While the company is recognized as a pioneer in mobile person-to-person transfers, its earlier model required people to send funds through separate, intermediary accounts, and that met with some resistance. Some analysts now say the business-model transition might be coming too late.

"Initially, they were a bit premature," introducing a mobile payment system before banks and consumers were ready, said Nick Holland, a senior analyst at Aite Group LLC of Boston. But now, "you have to wonder at this point: are they late to the table?"

Holland said that Obopay's business plan and technology have appeal, but he is concerned that it may have wasted too much time on its earlier business model.

In recent years, Obopay has struck partnerships with Citigroup Inc. and MasterCard Inc., but has continued to push to consumers the P-to-P mobile transfer service it introduced in 2006. MasterCard has incorporated Obopay's technology into its own P-to-P transfer service, and Citi tested the Obopay service, but eventually concluded there was little current demand for the electronic funds transfer system; Citi wound down the test at the end of last year.

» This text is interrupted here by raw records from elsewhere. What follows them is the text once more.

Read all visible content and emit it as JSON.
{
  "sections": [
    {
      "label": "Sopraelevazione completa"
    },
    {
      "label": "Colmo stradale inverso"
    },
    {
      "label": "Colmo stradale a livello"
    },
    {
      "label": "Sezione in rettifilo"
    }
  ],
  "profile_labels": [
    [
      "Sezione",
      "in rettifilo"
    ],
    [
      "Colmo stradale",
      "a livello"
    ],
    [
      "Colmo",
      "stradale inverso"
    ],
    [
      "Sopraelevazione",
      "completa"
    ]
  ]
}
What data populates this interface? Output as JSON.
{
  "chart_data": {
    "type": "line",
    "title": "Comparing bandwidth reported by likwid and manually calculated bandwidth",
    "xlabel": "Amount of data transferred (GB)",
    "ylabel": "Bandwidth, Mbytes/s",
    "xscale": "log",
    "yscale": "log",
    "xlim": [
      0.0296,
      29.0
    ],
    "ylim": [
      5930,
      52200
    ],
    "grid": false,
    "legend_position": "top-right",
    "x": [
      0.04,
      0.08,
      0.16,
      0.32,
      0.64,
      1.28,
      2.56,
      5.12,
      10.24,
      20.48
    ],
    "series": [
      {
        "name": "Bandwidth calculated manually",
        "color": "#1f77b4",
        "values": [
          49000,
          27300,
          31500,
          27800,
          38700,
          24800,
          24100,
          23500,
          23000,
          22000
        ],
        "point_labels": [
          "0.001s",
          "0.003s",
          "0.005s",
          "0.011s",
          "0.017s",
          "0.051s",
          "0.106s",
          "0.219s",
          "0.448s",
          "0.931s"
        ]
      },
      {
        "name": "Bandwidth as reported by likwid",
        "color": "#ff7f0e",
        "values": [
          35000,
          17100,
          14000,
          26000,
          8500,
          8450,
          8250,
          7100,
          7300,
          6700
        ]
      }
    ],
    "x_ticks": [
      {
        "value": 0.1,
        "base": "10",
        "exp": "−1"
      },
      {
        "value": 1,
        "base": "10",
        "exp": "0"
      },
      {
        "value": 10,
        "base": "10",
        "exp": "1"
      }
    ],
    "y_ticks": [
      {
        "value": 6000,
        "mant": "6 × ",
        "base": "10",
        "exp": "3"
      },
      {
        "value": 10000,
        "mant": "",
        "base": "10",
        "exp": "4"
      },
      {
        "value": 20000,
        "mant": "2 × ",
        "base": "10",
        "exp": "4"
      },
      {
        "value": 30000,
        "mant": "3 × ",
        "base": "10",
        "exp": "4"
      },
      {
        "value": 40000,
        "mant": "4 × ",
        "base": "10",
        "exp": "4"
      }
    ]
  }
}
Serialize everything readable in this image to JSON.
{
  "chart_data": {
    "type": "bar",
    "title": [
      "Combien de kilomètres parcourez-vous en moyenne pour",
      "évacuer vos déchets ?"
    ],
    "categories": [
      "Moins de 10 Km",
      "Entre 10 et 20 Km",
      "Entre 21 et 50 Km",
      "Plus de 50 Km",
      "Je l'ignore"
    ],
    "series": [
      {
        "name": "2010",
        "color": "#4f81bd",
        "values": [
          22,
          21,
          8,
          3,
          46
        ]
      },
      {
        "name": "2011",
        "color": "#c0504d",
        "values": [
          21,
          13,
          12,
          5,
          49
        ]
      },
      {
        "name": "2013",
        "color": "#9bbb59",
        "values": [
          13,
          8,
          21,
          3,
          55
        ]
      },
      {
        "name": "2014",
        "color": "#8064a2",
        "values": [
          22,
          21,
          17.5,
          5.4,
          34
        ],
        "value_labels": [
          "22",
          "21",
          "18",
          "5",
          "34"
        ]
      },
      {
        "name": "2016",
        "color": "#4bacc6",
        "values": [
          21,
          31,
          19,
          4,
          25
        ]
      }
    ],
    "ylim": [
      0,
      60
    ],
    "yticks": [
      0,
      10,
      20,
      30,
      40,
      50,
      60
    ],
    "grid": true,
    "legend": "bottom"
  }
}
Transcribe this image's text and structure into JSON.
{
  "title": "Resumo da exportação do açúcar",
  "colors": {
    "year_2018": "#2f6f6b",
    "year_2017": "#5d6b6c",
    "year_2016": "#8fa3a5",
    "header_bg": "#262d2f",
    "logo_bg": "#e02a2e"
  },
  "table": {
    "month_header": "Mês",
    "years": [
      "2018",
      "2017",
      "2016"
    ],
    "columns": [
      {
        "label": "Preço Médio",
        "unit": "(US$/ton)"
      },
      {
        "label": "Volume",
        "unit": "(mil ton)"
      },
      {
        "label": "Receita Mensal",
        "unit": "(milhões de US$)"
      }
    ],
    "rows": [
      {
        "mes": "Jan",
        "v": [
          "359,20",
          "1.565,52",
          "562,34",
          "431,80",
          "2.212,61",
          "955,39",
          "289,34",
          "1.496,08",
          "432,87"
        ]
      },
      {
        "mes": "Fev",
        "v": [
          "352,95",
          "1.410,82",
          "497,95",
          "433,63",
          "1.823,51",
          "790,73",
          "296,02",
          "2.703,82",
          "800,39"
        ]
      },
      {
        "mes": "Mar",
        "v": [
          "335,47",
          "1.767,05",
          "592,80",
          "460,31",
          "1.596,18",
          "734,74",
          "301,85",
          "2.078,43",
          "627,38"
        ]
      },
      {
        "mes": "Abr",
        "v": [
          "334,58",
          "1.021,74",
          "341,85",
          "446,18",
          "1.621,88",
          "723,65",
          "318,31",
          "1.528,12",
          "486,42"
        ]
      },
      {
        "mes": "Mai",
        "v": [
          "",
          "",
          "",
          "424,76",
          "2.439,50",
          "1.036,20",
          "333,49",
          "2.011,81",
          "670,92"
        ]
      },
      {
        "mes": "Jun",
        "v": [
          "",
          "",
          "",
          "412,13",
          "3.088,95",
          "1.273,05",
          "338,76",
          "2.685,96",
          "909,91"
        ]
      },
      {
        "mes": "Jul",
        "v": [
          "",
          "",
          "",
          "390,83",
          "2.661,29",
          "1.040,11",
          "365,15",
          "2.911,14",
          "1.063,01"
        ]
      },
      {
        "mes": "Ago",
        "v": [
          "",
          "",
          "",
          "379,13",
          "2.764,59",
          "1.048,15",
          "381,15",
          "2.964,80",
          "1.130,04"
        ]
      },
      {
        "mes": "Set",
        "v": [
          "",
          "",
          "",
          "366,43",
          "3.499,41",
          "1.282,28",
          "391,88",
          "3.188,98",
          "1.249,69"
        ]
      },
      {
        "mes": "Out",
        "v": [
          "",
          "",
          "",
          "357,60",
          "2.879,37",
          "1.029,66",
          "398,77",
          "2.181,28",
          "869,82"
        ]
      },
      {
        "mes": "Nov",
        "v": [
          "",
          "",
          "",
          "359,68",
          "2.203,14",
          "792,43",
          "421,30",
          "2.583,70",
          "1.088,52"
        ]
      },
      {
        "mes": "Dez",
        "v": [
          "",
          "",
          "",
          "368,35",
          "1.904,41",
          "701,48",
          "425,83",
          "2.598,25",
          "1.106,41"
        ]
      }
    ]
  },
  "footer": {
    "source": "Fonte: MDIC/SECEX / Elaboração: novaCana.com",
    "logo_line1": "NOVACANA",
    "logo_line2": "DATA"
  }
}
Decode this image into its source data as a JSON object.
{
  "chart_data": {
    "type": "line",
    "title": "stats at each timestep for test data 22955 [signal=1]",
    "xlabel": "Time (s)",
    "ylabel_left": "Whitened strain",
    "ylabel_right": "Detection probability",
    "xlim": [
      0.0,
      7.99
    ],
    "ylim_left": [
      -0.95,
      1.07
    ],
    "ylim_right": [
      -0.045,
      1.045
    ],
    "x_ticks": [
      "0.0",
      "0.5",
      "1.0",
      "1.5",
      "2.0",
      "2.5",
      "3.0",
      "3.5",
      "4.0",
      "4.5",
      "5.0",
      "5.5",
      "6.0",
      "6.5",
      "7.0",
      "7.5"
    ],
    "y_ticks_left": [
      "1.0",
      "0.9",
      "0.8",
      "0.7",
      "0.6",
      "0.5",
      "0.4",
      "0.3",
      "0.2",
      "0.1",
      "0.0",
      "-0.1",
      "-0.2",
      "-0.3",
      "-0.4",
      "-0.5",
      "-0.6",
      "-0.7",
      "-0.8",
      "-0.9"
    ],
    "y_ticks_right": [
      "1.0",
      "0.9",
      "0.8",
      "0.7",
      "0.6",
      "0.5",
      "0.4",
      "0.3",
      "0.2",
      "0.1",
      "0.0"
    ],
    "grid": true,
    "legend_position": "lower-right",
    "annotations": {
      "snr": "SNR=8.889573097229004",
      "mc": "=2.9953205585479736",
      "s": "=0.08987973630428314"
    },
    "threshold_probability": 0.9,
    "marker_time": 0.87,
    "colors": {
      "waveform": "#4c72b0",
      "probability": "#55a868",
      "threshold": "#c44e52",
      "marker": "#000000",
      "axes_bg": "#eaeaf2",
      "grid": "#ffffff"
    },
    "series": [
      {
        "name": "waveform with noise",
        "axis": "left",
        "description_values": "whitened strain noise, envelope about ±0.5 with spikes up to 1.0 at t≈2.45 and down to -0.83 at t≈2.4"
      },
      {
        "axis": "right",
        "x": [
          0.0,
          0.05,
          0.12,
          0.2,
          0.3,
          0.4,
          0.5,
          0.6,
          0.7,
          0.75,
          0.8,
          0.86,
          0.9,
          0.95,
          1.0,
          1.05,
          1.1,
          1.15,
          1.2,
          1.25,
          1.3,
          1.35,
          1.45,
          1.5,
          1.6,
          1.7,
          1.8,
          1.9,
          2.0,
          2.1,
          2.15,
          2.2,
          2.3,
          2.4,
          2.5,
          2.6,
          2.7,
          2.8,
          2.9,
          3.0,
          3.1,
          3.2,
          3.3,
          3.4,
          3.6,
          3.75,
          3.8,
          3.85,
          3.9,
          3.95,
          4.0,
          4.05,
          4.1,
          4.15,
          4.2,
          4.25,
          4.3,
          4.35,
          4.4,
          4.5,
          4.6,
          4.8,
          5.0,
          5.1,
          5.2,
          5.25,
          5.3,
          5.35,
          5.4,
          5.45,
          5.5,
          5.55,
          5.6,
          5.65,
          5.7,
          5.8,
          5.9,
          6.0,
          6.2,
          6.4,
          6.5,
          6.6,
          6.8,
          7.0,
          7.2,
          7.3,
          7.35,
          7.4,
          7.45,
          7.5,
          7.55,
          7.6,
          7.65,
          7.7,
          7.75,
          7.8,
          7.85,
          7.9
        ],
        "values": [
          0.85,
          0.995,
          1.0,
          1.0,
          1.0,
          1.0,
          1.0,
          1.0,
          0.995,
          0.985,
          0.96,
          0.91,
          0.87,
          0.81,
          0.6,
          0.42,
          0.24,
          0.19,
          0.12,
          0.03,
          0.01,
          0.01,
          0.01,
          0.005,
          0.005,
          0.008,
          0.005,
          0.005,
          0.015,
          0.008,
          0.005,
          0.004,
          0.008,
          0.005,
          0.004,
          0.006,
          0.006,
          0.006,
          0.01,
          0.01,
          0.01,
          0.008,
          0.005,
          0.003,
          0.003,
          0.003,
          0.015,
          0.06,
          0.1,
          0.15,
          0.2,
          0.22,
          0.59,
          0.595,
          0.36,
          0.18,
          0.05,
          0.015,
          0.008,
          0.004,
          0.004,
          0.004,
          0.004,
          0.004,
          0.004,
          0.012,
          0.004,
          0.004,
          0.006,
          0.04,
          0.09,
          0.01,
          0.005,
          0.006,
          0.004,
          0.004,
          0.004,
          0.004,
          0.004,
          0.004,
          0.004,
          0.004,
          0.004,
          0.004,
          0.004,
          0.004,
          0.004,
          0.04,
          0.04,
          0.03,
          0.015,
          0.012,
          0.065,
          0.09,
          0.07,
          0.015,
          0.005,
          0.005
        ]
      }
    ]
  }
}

However, working with the banking company helped Obopay refine its own strategy.

To start, Obopay learned that if it wants users to embrace mobile payments, the technology has to integrate seamlessly with banks' existing mobile phone services, even if that means there is little or no Obopay branding and its payment service is overshadowed by other mobile features.

It also has to be accommodating to segments other than just consumers, namely, small merchants.

"Those are things we did for the first time with Citi and we've now made accessible to anybody that wants to come on board," said David Schwartz, Obopay's head of product and corporate marketing. "The way that people want to adopt mobile money services in the U.S. is really through their bank."

Obopay said it already has some banks signed on to deploy its new system, called Mobile Money for Banks, but it would not name them. It will stop marketing its direct-to-consumer product, though it will maintain it for existing users.

Obopay has not yet demonstrated its ability to build as big a network of users, Holland said, though it has made several attempts.

Obopay initially aimed its mobile transfer service at students and mobile carriers that targeted the young, but failed to attract a large following, he said. And in 2008, it took aim at the Indian remittance market. Nor did the Citi trial lead to a full deployment of the service, so Obopay is trying yet another business strategy.

"There's this Madonna-like reinvention that goes on every couple of years," Holland said. "They're persistent, at least."

With the new service, Obopay is also introducing a new feature, Get Paid, which small merchants can use to send invoices and get paid, with credit and debit cards, or through the automated clearing house network.

Michael Diamond, Obopay's senior vice president of business development, said merchants could be a lucrative market.